Un film à sketches comme il s’en tournait beaucoup lors de l’âge d’or de la comédie italienne.

Le premier segment est clairement le moins bon, il s’appuie sur une et une seule idée farfelue sans que celle-ci ne donne lieu à des ramifications narratives intéressantes. C’est une farce vulgaire aux ressorts comiques très grossiers.

Le deuxième, signé par un grand méconnu du genre, Luigi Magni, est nettement plus charmant. Il met en scène Nino Manfredi qui accueille une jeune Suédoise amie de la famille pendant que son épouse et sa fille sont parties en week-end. On a droit à tous les clichés de l’époque sur la Suédoise tellement libérée qu’elle se ballade nue dans la maison d’un type qu’elle n’a pas vu depuis dix ans. C’est croustillant, Manfredi est excellent en père de famille dépassé qui se remet en question, et plusieurs dialogues entre lui et sa fille font mouche même si, là encore, les ficelles du scénario ne s’embarrassent guère de nuance et de subtilité. C’est peut-être dû aux exigences du format court.

Le dernier film, réalisé par Comencini, est le meilleur. L’argument de base est simplissime; un  prêtre joué par Alberto Sordi est coincé dans un ascenseur avec Stefania Sandrelli un jour de canicule. Situation incongrue qui permet toutes sortes de gags, parfois un peu faciles, mais toujours efficaces. Ce qui distingue clairement ce dernier segment des deux autres sketches, c’est que quelque chose de profondément réjouissant se dégage de sa fin à tiroirs.
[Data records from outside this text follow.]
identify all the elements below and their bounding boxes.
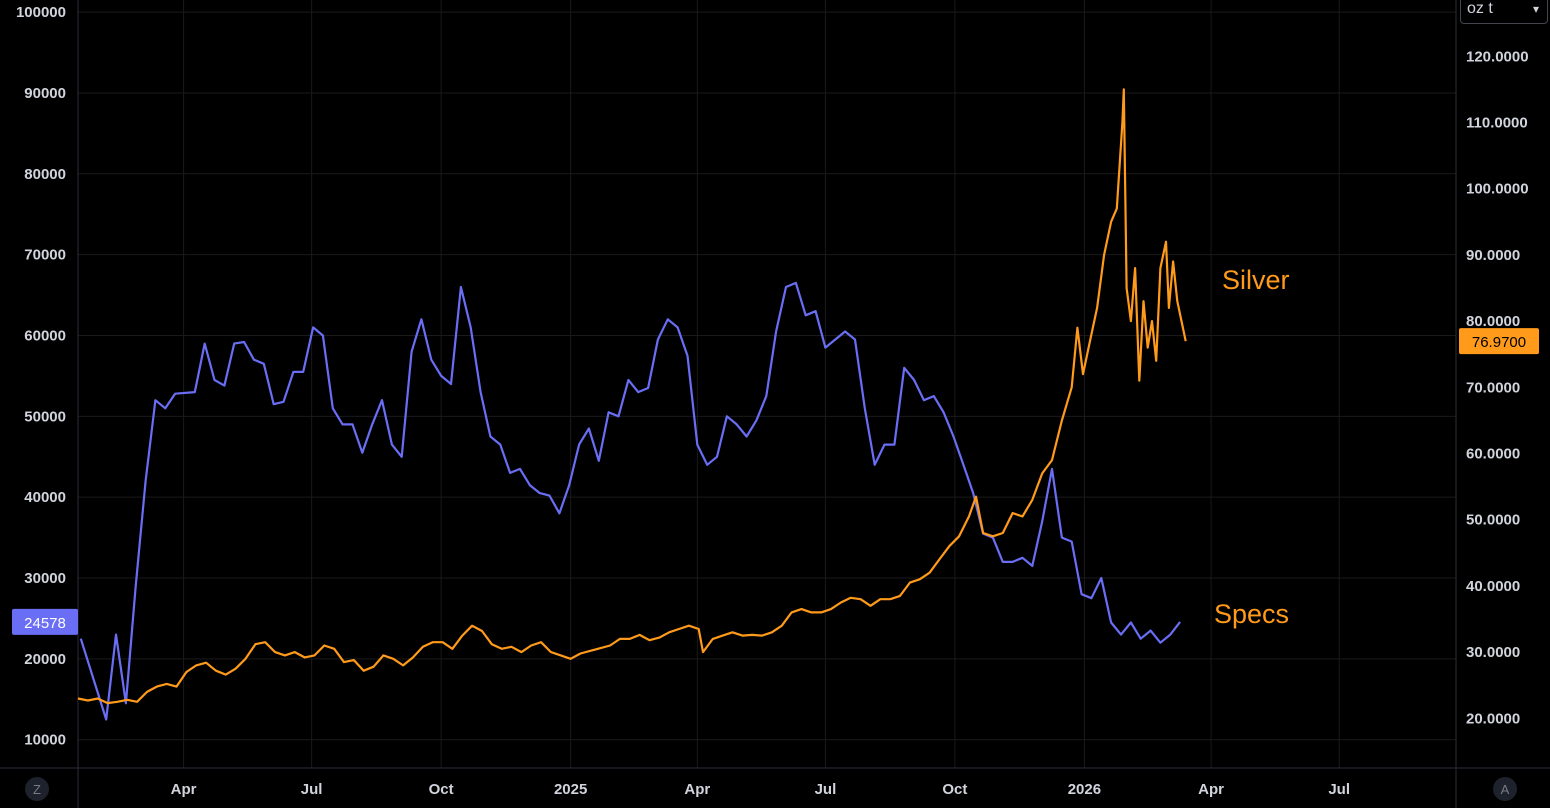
x-tick-label: Jul xyxy=(815,781,837,798)
left-tick-label: 40000 xyxy=(24,489,66,506)
right-tick-label: 100.0000 xyxy=(1466,181,1529,198)
right-tick-label: 70.0000 xyxy=(1466,379,1520,396)
x-tick-label: Jul xyxy=(1328,781,1350,798)
chevron-down-icon: ▾ xyxy=(1532,2,1539,16)
annotation-specs: Specs xyxy=(1214,599,1289,629)
left-tick-label: 100000 xyxy=(16,4,66,21)
right-tick-label: 60.0000 xyxy=(1466,446,1520,463)
right-axis-ticks: 20.0000 30.0000 40.0000 50.0000 60.0000 70.00… xyxy=(1466,48,1529,727)
annotation-silver: Silver xyxy=(1222,265,1290,295)
series-line-specs xyxy=(79,281,1181,721)
x-tick-label: Jul xyxy=(301,781,323,798)
unit-select-value: oz t xyxy=(1467,0,1493,17)
timezone-button[interactable]: Z xyxy=(25,777,49,801)
series-line-silver xyxy=(77,88,1187,705)
left-tick-label: 90000 xyxy=(24,85,66,102)
left-tick-label: 80000 xyxy=(24,166,66,183)
right-tick-label: 40.0000 xyxy=(1466,578,1520,595)
x-tick-label: Apr xyxy=(1198,781,1224,798)
right-tick-label: 120.0000 xyxy=(1466,48,1529,65)
right-tick-label: 90.0000 xyxy=(1466,247,1520,264)
last-value-silver: 76.9700 xyxy=(1472,334,1526,351)
last-value-badge-specs xyxy=(12,608,78,635)
unit-select[interactable]: oz t ▾ xyxy=(1460,0,1548,24)
right-tick-label: 30.0000 xyxy=(1466,644,1520,661)
left-tick-label: 20000 xyxy=(24,651,66,668)
x-axis-ticks: Apr Jul Oct 2025 Apr Jul Oct 2026 Apr Jul xyxy=(171,781,1350,798)
last-value-specs: 24578 xyxy=(24,615,66,632)
left-tick-label: 10000 xyxy=(24,732,66,749)
x-tick-label: Oct xyxy=(429,781,454,798)
left-axis-ticks: 10000 20000 30000 40000 50000 60000 70000 80000… xyxy=(16,4,66,749)
series-layer xyxy=(77,88,1187,721)
grid xyxy=(78,0,1456,768)
x-tick-label: Apr xyxy=(684,781,710,798)
right-tick-label: 20.0000 xyxy=(1466,710,1520,727)
right-tick-label: 50.0000 xyxy=(1466,512,1520,529)
x-tick-label: 2026 xyxy=(1068,781,1101,798)
last-value-labels: 24578 76.9700 xyxy=(12,328,1539,635)
x-tick-label: Oct xyxy=(942,781,967,798)
x-tick-label: Apr xyxy=(171,781,197,798)
left-tick-label: 60000 xyxy=(24,327,66,344)
left-tick-label: 30000 xyxy=(24,570,66,587)
right-tick-label: 80.0000 xyxy=(1466,313,1520,330)
auto-scale-button[interactable]: A xyxy=(1493,777,1517,801)
last-value-badge-silver xyxy=(1459,328,1539,355)
left-tick-label: 50000 xyxy=(24,408,66,425)
left-tick-label: 70000 xyxy=(24,247,66,264)
x-tick-label: 2025 xyxy=(554,781,587,798)
right-tick-label: 110.0000 xyxy=(1466,114,1528,131)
Le film s’avère en définitive une exaltation des plaisirs de la chair mais aussi du plaisir intellectuel de jouer avec la morale pour l’adapter à notre situation. Il y a quelque chose qui tient de Diderot dans ce qui pourrait être un des épisodes de Jacques le fataliste. Ce n’est pas un mince compliment.

Rogopag (Roberto Rossellini, Jean-Luc Godard, Pier Paolo Pasolini et Ugo Gregoretti, 1963)

Rogopag est un ensemble de courts-métrages nommé d’après les premières lettres des noms des cinéastes.
Pureté de Rossellini est l’histoire d’un homme d’affaire américain qui tente de séduire une ravissante hôtesse de l’air. Les férus d’analyse sans goût qui vénèrent Brian De Palma auront matière à s’amuser avec le cinéma auto-réflexif parce que le businessman prend plaisir à filmer sa dulcinée. Les autres oublieront rapidement cette oeuvrette de l’auteur de Stromboli. Le nouveau monde est l’histoire d’un jeune couple parisien typique de la Nouvelle Vague française. Comme c’est Jean-Luc Godard qui réalise, c’est saupoudré d’un péril nucléaire. La ricotta est un film-essai de Pasolini avec Orson Welles qui joue le rôle d’un cinéaste qui met en scène la passion du Christ. Pasolini ne cherche même pas à camoufler son autoportrait (« je suis un catholique marxiste qui pense que les bourgeois italiens sont des ignorants »). Il y a des accélérés (soit le procédé le plus hideux qui existe au cinéma) et un parallèle douteux entre le destin d’un comédien affamé et celui du Christ. On est à des années lumières de la splendeur de L’Evangile selon St Matthieu, qui sortira l’année suivante. Le dernier film, Le poulet de grain, est une grossière satire de la société de consommation réalisée par un intellectuel italien, Ugo Gregoretti. A voir ce film, on comprend pourquoi ce monsieur n’a pas fait carrière dans le cinéma.
Bref, Rogopag est un agrégat de films complètement anecdotiques. Ce quel que soit le prestige de leurs auteurs.